バンクーバーのとあるカフェでイートイン、デビットカードで支払いをした場合のレシートがこちらです。
BC州ではカフェでの飲食(アルコールを含まない)にPSTはかからないので、2のGSTのみとなっています。
先述したようにカード精算機で支払いをしているため、3の税込みの金額Total(合計)11.50ドルの15%、つまり4の1.73ドル(正確には1.725ドルですが、繰り上げをして1.73ドル)がチップとして加算されています。
もし現金で支払う(または自分でチップを計算して直接金額を打ち込む場合)、1のSubtotal(小計)10.95ドルの15%、つまり1.64ドルがチップとなります。
合計が大きい金額ではなくPSTもかかっていないので、カード精算機を使用した場合とそうではない場合のチップの差は大きくありませんが、端末を使用した方がチップ金額が高くなることはお分かりいただけたでしょうか。
レシートに「Service charge(サービスチャージ)」「Gratuity(グラチュイティ)」という表示がある場合はチップの支払いは不要です。
これは「すでに合計金額の中にチップが含まれています」という意味になりますので、余分にチップを払いすぎてしまった……とならないように気を付けましょう。

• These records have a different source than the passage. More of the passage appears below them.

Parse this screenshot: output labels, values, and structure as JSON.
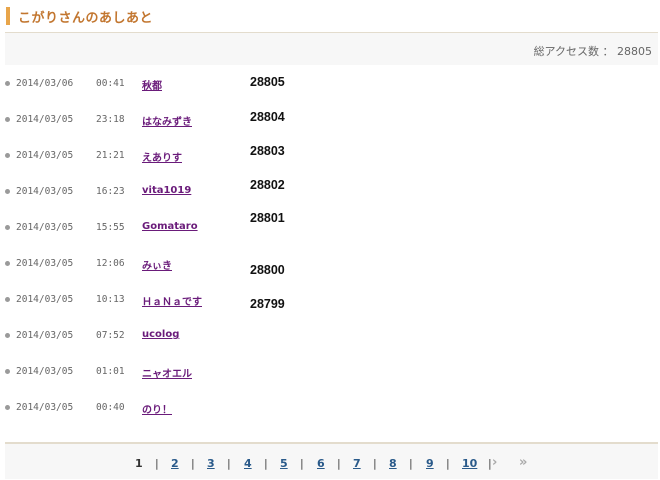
{
  "header": {
    "title": "こがりさんのあしあと"
  },
  "access": {
    "label": "総アクセス数 ： 28805"
  },
  "rows": [
    {
      "date": "2014/03/06",
      "time": "00:41",
      "user": "秋都"
    },
    {
      "date": "2014/03/05",
      "time": "23:18",
      "user": "はなみずき"
    },
    {
      "date": "2014/03/05",
      "time": "21:21",
      "user": "えありす"
    },
    {
      "date": "2014/03/05",
      "time": "16:23",
      "user": "vita1019"
    },
    {
      "date": "2014/03/05",
      "time": "15:55",
      "user": "Gomataro"
    },
    {
      "date": "2014/03/05",
      "time": "12:06",
      "user": "みぃき"
    },
    {
      "date": "2014/03/05",
      "time": "10:13",
      "user": "ＨａＮａです"
    },
    {
      "date": "2014/03/05",
      "time": "07:52",
      "user": "ucolog"
    },
    {
      "date": "2014/03/05",
      "time": "01:01",
      "user": "ニャオエル"
    },
    {
      "date": "2014/03/05",
      "time": "00:40",
      "user": "のり！"
    }
  ],
  "counts": [
    "28805",
    "28804",
    "28803",
    "28802",
    "28801",
    "28800",
    "28799"
  ],
  "pagination": {
    "current": "1",
    "pages": [
      "2",
      "3",
      "4",
      "5",
      "6",
      "7",
      "8",
      "9",
      "10"
    ],
    "separator": "|",
    "next_icon": "»-next-icon",
    "last_icon": "»-last-icon"
  }
}
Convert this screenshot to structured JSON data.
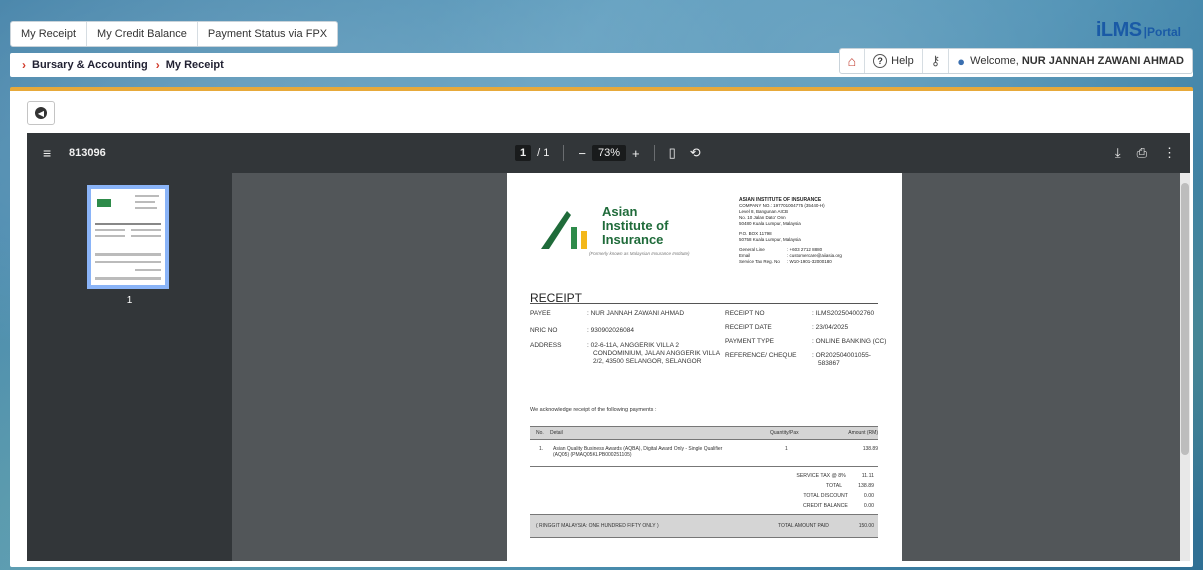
{
  "tabs": [
    "My Receipt",
    "My Credit Balance",
    "Payment Status via FPX"
  ],
  "breadcrumb": [
    "Bursary & Accounting",
    "My Receipt"
  ],
  "logo": {
    "main": "iLMS",
    "sub": "|Portal"
  },
  "userbar": {
    "help_label": "Help",
    "welcome_prefix": "Welcome,",
    "user_name": "NUR JANNAH ZAWANI AHMAD"
  },
  "viewer": {
    "doc_title": "813096",
    "page_current": "1",
    "page_total": "/ 1",
    "zoom": "73%",
    "zoom_minus": "−",
    "zoom_plus": "+",
    "thumb_label": "1"
  },
  "receipt": {
    "logo_line1": "Asian",
    "logo_line2": "Institute of",
    "logo_line3": "Insurance",
    "logo_tag": "(Formerly known as Malaysian Insurance Institute)",
    "company_name": "ASIAN INSTITUTE OF INSURANCE",
    "company_no": "COMPANY NO.: 197701004775 (35440-H)",
    "addr1": "Level 8, Bangunan AICB",
    "addr2": "No. 10 Jalan Dato' Onn",
    "addr3": "50480 Kuala Lumpur, Malaysia",
    "po1": "P.O. BOX 11798",
    "po2": "50758 Kuala Lumpur, Malaysia",
    "gen_label": "General Line",
    "gen_value": ": +603 2712 8880",
    "email_label": "Email",
    "email_value": ": customercare@aiiasia.org",
    "tax_label": "Service Tax Reg. No",
    "tax_value": ": W10-1901-32000180",
    "title": "RECEIPT",
    "payee_label": "PAYEE",
    "payee_value": ": NUR JANNAH ZAWANI AHMAD",
    "nric_label": "NRIC NO",
    "nric_value": ": 930902026084",
    "address_label": "ADDRESS",
    "address_value1": ": 02-6-11A, ANGGERIK VILLA 2",
    "address_value2": "CONDOMINIUM, JALAN ANGGERIK VILLA",
    "address_value3": "2/2, 43500 SELANGOR, SELANGOR",
    "receipt_no_label": "RECEIPT NO",
    "receipt_no_value": ": ILMS202504002760",
    "receipt_date_label": "RECEIPT DATE",
    "receipt_date_value": ": 23/04/2025",
    "payment_type_label": "PAYMENT TYPE",
    "payment_type_value": ": ONLINE BANKING (CC)",
    "ref_label": "REFERENCE/ CHEQUE",
    "ref_value1": ": OR202504001055-",
    "ref_value2": "583867",
    "ack": "We acknowledge receipt of the following payments :",
    "col_no": "No.",
    "col_detail": "Detail",
    "col_qty": "Quantity/Pax",
    "col_amount": "Amount (RM)",
    "item_no": "1.",
    "item_detail1": "Asian Quality Business Awards (AQBA), Digital Award Only - Single Qualifier",
    "item_detail2": "(AQ05) (PMAQ05KLPB000251105)",
    "item_qty": "1",
    "item_amount": "138.89",
    "service_tax_label": "SERVICE TAX @ 8%",
    "service_tax_value": "11.11",
    "total_label": "TOTAL",
    "total_value": "138.89",
    "discount_label": "TOTAL DISCOUNT",
    "discount_value": "0.00",
    "credit_label": "CREDIT BALANCE",
    "credit_value": "0.00",
    "words": "( RINGGIT MALAYSIA: ONE HUNDRED FIFTY ONLY )",
    "paid_label": "TOTAL AMOUNT PAID",
    "paid_value": "150.00"
  }
}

大変良いサービスを受けてもっとチップを払いたいのであれば、もちろん追加しても大丈夫です。
また多くのレストランでは団体客(通常8人以上)に対して最初から15〜18%のチップを請求される場合があります。
チップはカナダの文化に深く結びつき、義務ではないけれどサービスを受けたときに支払わないのは失礼にあたります。
サービスが良かったのならばそれをチップで示し、そのまた逆もしかりで、悪かったのならば最低でも10%はチップを支払い、相手に伝えましょう。
日本ではサービスがあることが当たり前なので、サービスにお金を支払うことに疑問を持つ方もいるかもしれません。
ですが「郷に入っては郷に従え」という言葉もあるように、カナダでチップはマナーとなっています。
渡航前にカナダのチップ文化を学んで理解し、気持ちよく留学生活をスタートさせましょう!